Он сложил подзорную трубу и повернулся к Йолле:
– Может быть, у тебя есть какие-нибудь мысли?
– Я одинаково плохо понимаю – что в магии, что в плаваньях. Но, если двигаться куда-то надо, я бы следовал за солнцем.
– За солнцем? Почему же?
– Просто потому, что оно единственное здесь, за чем вообще можно следовать.
– Э, сразу видно, ты не смыслишь в светилах! Ведь солнце обгонит нас и сядет на западе, а утром вынырнет с другой стороны, и нам придётся менять курс и идти на восток? "Скользящий" будет метаться взад-вперёд, как раненая акула!
– Может, я и говорю глупости, – упёрся Йолла. – Но я слышал в старых историях о том, что есть направления, не привязанные к сторонам света.
– Ладно-ладно! Я подумаю...
Рогас отошёл, а через минуту Йолла увидел его снова, что-то негромко объяснявшего боцману. Распахнулась дверь камбуза, и перепуганный кок высунул красное лицо.
– Господин Йолла! Там... вас! Зеркало!..
– Что?!
– Ну, идите же скорее сюда! Магия... Магия в зеркале!

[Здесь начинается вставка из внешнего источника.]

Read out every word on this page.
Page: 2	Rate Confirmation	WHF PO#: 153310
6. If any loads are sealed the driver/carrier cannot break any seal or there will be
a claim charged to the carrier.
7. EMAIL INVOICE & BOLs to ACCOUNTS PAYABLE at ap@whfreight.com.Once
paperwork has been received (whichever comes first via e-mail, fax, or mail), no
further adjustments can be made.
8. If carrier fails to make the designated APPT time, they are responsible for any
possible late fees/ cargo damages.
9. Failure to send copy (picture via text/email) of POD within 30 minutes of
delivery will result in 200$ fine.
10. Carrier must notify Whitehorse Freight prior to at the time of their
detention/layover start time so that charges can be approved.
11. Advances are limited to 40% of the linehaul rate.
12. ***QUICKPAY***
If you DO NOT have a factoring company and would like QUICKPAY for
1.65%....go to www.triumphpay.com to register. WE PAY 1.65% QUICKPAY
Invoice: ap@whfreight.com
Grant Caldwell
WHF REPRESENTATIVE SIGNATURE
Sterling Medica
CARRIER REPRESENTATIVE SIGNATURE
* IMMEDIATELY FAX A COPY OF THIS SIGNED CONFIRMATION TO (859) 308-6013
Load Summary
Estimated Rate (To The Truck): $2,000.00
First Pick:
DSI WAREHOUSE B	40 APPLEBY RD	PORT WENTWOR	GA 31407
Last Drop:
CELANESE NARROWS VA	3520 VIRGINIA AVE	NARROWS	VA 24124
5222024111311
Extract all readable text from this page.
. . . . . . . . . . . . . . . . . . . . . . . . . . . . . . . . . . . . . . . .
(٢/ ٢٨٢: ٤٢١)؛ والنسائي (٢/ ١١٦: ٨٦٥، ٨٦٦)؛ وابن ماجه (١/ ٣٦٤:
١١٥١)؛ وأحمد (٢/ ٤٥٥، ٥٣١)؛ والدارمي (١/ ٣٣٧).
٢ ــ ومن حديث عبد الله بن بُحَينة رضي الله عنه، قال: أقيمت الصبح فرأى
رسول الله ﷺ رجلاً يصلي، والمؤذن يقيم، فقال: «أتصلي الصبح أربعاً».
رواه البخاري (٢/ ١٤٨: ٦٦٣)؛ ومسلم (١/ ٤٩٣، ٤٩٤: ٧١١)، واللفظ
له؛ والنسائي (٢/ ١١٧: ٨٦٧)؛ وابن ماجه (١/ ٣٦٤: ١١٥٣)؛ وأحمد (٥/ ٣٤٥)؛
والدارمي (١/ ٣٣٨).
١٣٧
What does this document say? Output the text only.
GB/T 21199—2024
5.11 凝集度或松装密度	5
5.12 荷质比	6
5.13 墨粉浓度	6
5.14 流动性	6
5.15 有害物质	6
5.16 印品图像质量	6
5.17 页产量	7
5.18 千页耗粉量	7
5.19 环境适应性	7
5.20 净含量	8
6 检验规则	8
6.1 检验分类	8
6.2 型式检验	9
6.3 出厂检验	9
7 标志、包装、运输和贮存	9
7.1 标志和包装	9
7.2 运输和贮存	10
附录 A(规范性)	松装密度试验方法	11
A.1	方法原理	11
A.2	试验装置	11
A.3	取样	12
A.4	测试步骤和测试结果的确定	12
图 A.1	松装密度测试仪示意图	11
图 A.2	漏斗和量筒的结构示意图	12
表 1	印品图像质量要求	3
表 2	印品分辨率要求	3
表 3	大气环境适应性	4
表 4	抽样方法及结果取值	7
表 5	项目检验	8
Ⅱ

Кок на "Скользящем" был ещё и брадобреем, а когда-то давно, в далёкой земной жизни – лекарем и зубодёром. В камбузе он держал большое зеркало в дорогой раме, единственное на корабле.
Едва Йолла переступил порог, кок бросился за капитаном, бормоча что-то невразумительное. Йолла, чувствуя неприятный холод в спине, подошёл к зеркалу. Оно стояло на полу, чуть завалившись назад и вбок, Йолла удивлённо замигал – камбуз, отражавшийся в зеркале, казался неестественно длинным. Было что-то ещё... что-то до ужаса неправильное. Йолла наконец понял – и оцепенел – в зеркале не было его, Йоллы.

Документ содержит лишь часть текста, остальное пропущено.